Image analysis is commonly used to extract meaningful information from images. It can do tasks such as finding the size, identifying margins, removing sound, calculating objects, etc. for image quality. Recently, a study showed that image analysis using neural networks helps find details on tissue samples that are difficult to determine from the human eye. Myelodysplastic syndrome (MDS) is a disease of stem cells in the bone marrow that affects the maturation and variation of blood cells. Diagnosis MDS requires a bone marrow model to test genetic changes in bone marrow cells.
About 200 wings are detected annually by MDS, which can develop in acute leukaemia. Globally, there are 4 cases per 100,000 persons in cases of MDS. This syndrome is divided into groups, the nature of the disease is revealed in more detail.
At the University of Helsinki, microscopic images of the bone marrow of patients suffering from myelodysplastic syndrome were analyzed using machine learning-based picture analysis techniques. The samples contain stains from hematoxylin and cosine (H&E stains), which was a routine diagnosis process. Slides were digitized and analyzed using the deep learning model of computing.

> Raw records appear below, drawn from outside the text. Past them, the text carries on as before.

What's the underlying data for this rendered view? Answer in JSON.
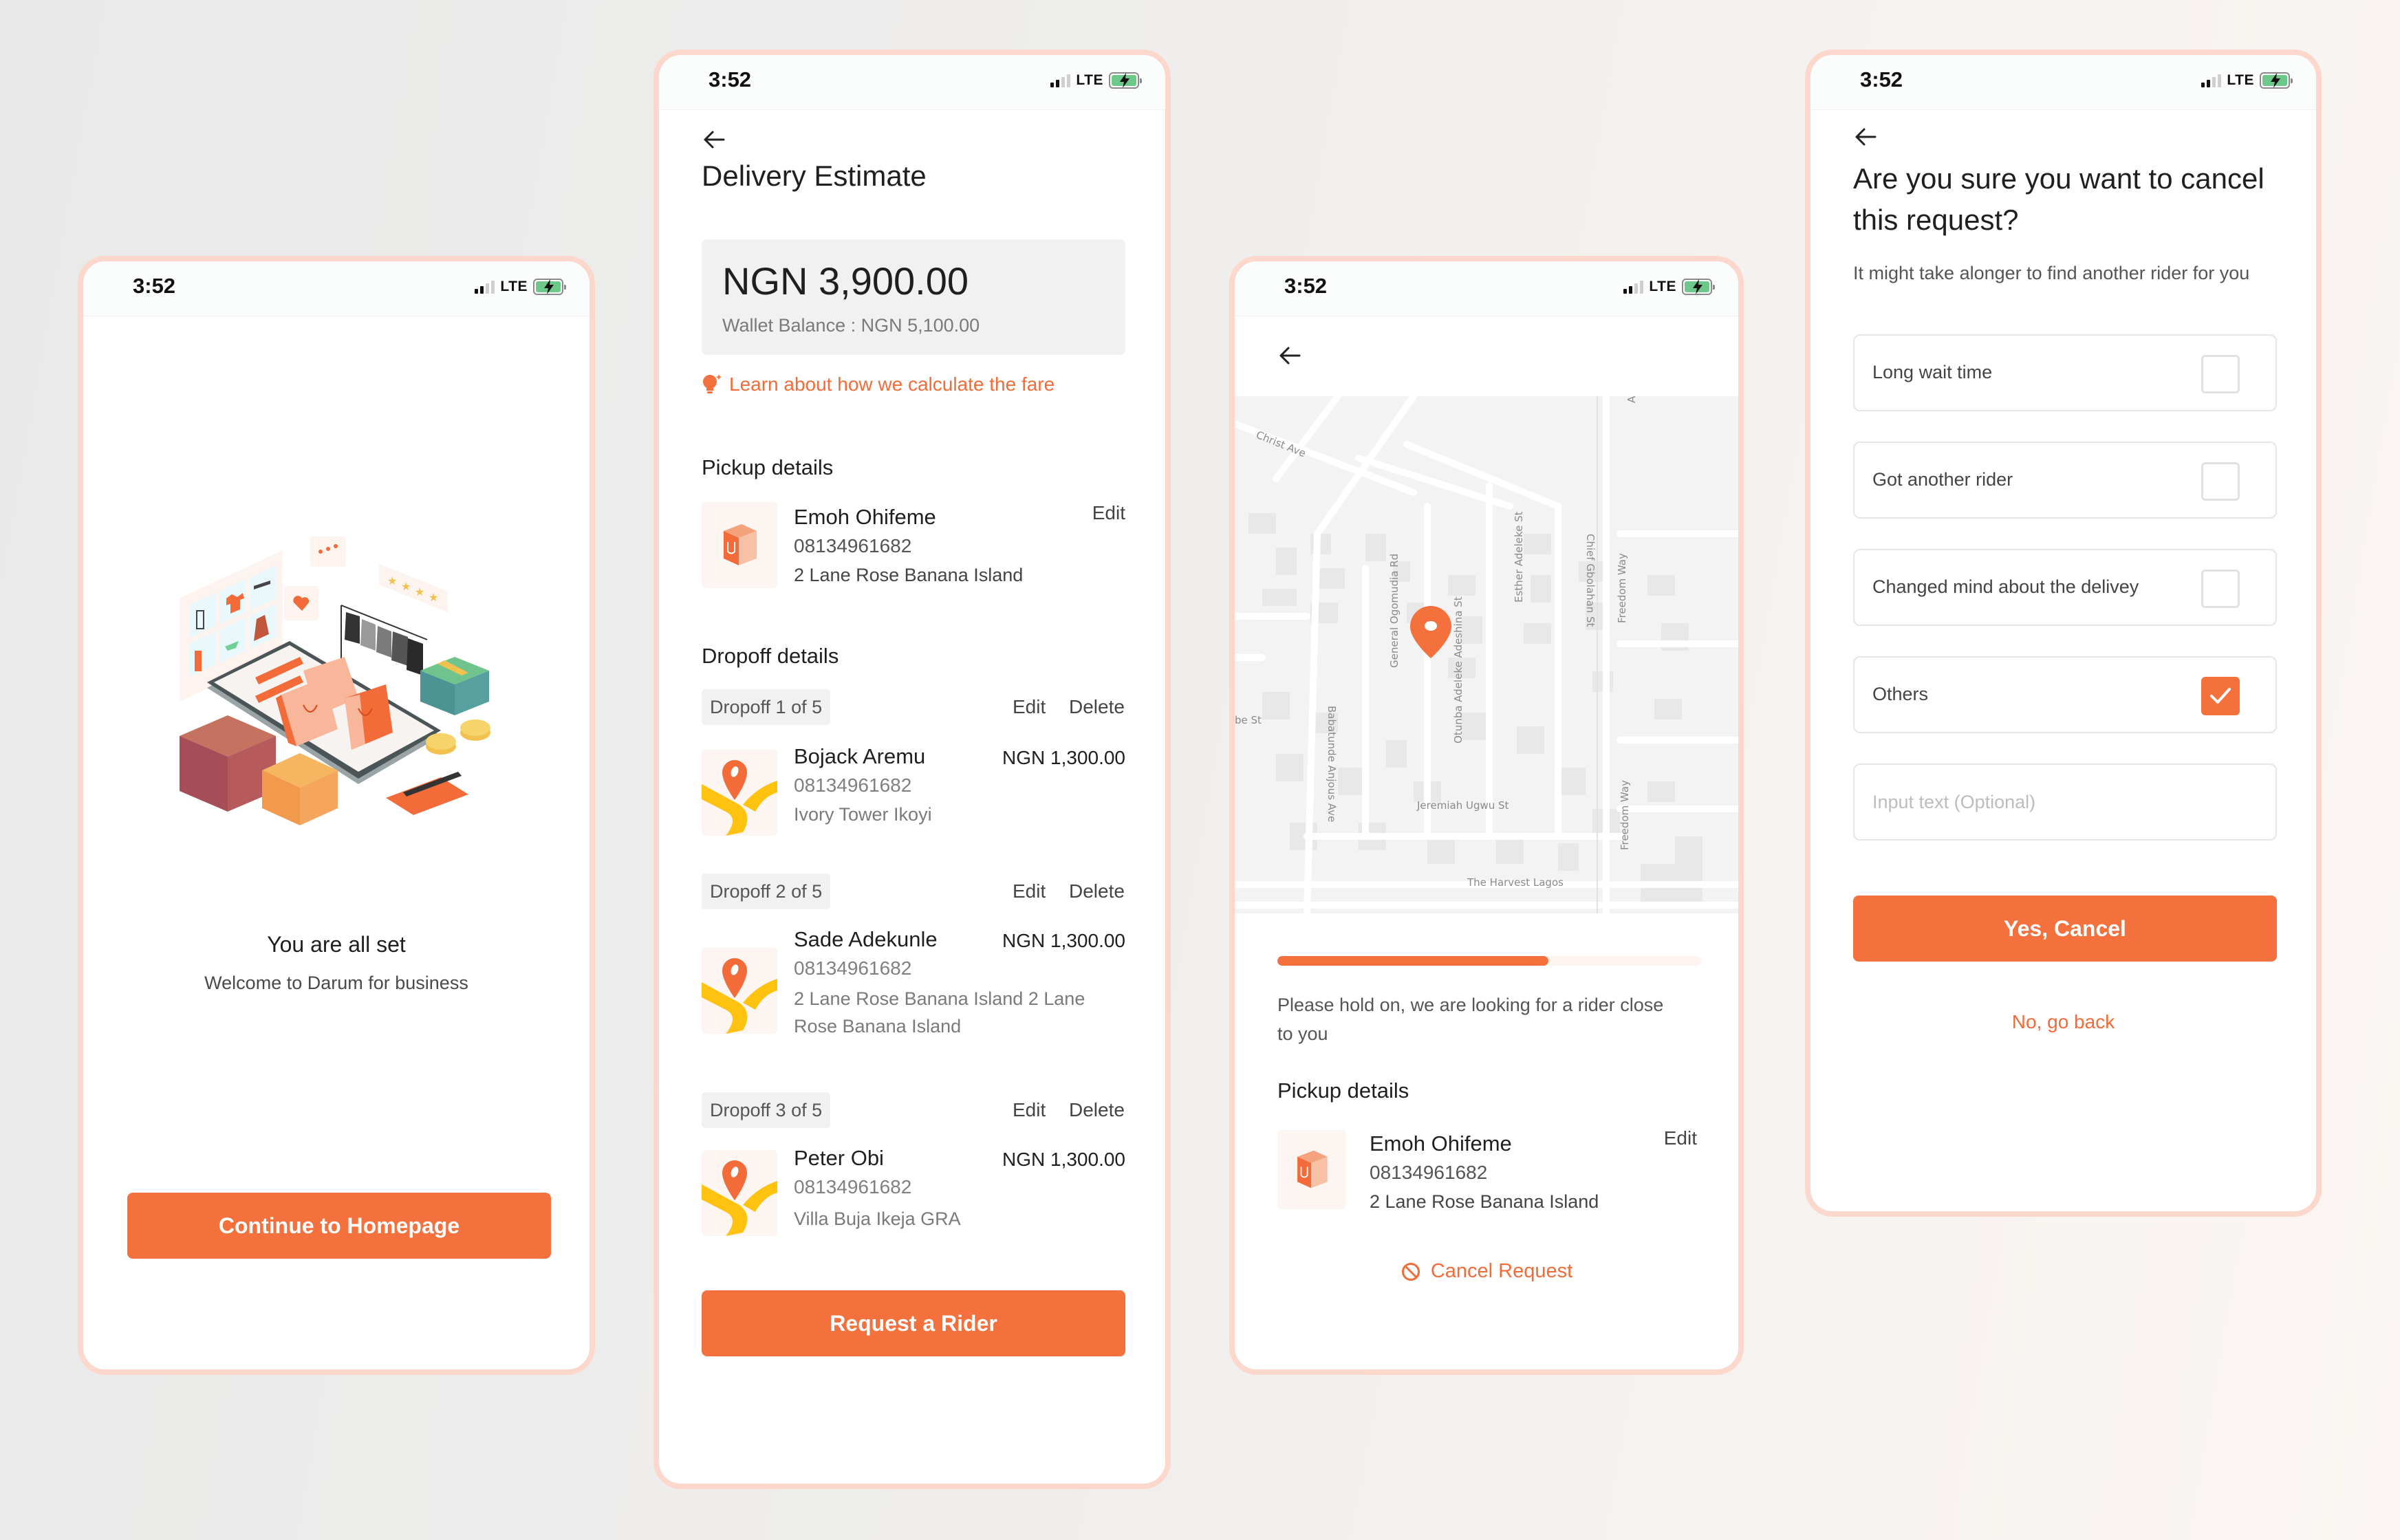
{
  "status_bar": {
    "time": "3:52",
    "network": "LTE",
    "signal_bars_active": 2,
    "signal_bars_total": 4,
    "battery_state": "charging"
  },
  "colors": {
    "accent": "#f4703d",
    "accent_text": "#f26b38",
    "frame_border": "#fcd8cc",
    "battery_green": "#6cc98a"
  },
  "screens": {
    "welcome": {
      "illustration": "online-shopping-illustration",
      "title": "You are all set",
      "subtitle": "Welcome to Darum for business",
      "primary_button": "Continue to Homepage"
    },
    "estimate": {
      "back_icon": "arrow-left-icon",
      "title": "Delivery Estimate",
      "fare_amount": "NGN 3,900.00",
      "wallet_balance": "Wallet Balance : NGN 5,100.00",
      "learn_link": "Learn about how we calculate the fare",
      "pickup": {
        "heading": "Pickup details",
        "name": "Emoh Ohifeme",
        "phone": "08134961682",
        "address": "2 Lane Rose Banana Island",
        "edit_label": "Edit"
      },
      "dropoff_heading": "Dropoff details",
      "dropoffs": [
        {
          "tag": "Dropoff 1 of 5",
          "edit_label": "Edit",
          "delete_label": "Delete",
          "name": "Bojack Aremu",
          "phone": "08134961682",
          "address": "Ivory Tower Ikoyi",
          "price": "NGN 1,300.00"
        },
        {
          "tag": "Dropoff 2 of 5",
          "edit_label": "Edit",
          "delete_label": "Delete",
          "name": "Sade Adekunle",
          "phone": "08134961682",
          "address": "2 Lane Rose Banana Island 2 Lane Rose Banana Island",
          "price": "NGN 1,300.00"
        },
        {
          "tag": "Dropoff 3 of 5",
          "edit_label": "Edit",
          "delete_label": "Delete",
          "name": "Peter Obi",
          "phone": "08134961682",
          "address": "Villa Buja Ikeja GRA",
          "price": "NGN 1,300.00"
        }
      ],
      "primary_button": "Request a Rider"
    },
    "searching": {
      "back_icon": "arrow-left-icon",
      "map": {
        "streets": [
          "Christ Ave",
          "General Ogomudia Rd",
          "Otunba Adeleke Adeshina St",
          "Esther Adeleke St",
          "Chief Gbolahan St",
          "Freedom Way",
          "Freedom Way",
          "Babatunde Anjous Ave",
          "Jeremiah Ugwu St",
          "be St",
          "A"
        ],
        "poi": "The Harvest Lagos",
        "marker": "location-pin-icon"
      },
      "progress_percent": 64,
      "message": "Please hold on, we are looking for a rider close to you",
      "pickup": {
        "heading": "Pickup details",
        "name": "Emoh Ohifeme",
        "phone": "08134961682",
        "address": "2 Lane Rose Banana Island",
        "edit_label": "Edit"
      },
      "cancel_link": "Cancel Request"
    },
    "cancel": {
      "back_icon": "arrow-left-icon",
      "question": "Are you sure you want to cancel this request?",
      "hint": "It might take alonger to find another rider for you",
      "reasons": [
        {
          "label": "Long wait time",
          "checked": false
        },
        {
          "label": "Got another rider",
          "checked": false
        },
        {
          "label": "Changed mind about the delivey",
          "checked": false
        },
        {
          "label": "Others",
          "checked": true
        }
      ],
      "input_placeholder": "Input text (Optional)",
      "input_value": "",
      "confirm_button": "Yes, Cancel",
      "back_link": "No, go back"
    }
  }
}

With machine learning, digital image datasets can be evaluated to accurately identify the most common genetic mutations that affect the progression of acquired variants and syndromes such as chromosomal anomalies. The more abnormal cells are in samples, the more reliability of the results produced by the prediction samples.
The study uses data analysis techniques to support diagnostics. One of the biggest challenges of levering neural network models is to understand the criteria based on their findings, such as the information contained in the images. The Helsinki University study found deep learning models in tissue models when genetic mutations related to MDS were found, and they were discovered. This technique provides new information about the effects of complex diseases on bone marrow cells and surrounding tissues.
‘The study confirms that computational analysis helps identify symptoms that decomposing human eyes,’ according to Professor Satu Muszoki. In addition, data analysis helps collect quantitative data about cellular changes and their relevance to patient prediction.
Part of the analysis carried out in the study was implemented using the Helsinki University Hospital (HAS) data lake environment, which enables efficient collection and analysis of comprehensive medical datasets.
“We have developed solutions to create and analyze data collected at HUS Data Lake. Image analysis helps us analyze large-scale biopsies and quickly generate a variety of information about the progression of the disease. The techniques developed in this project are suitable for other projects, and they are the perfect example of digitizing medical science, says doctor student Oskar Brooke.
“[This study provides new insights into MDS pathology and enhances the use of artificial intelligence for evaluating and diagnosing haematological managing,” says Oliver Alito, PhD at Keryl and Israel Engineering Institute for Precision Medicine.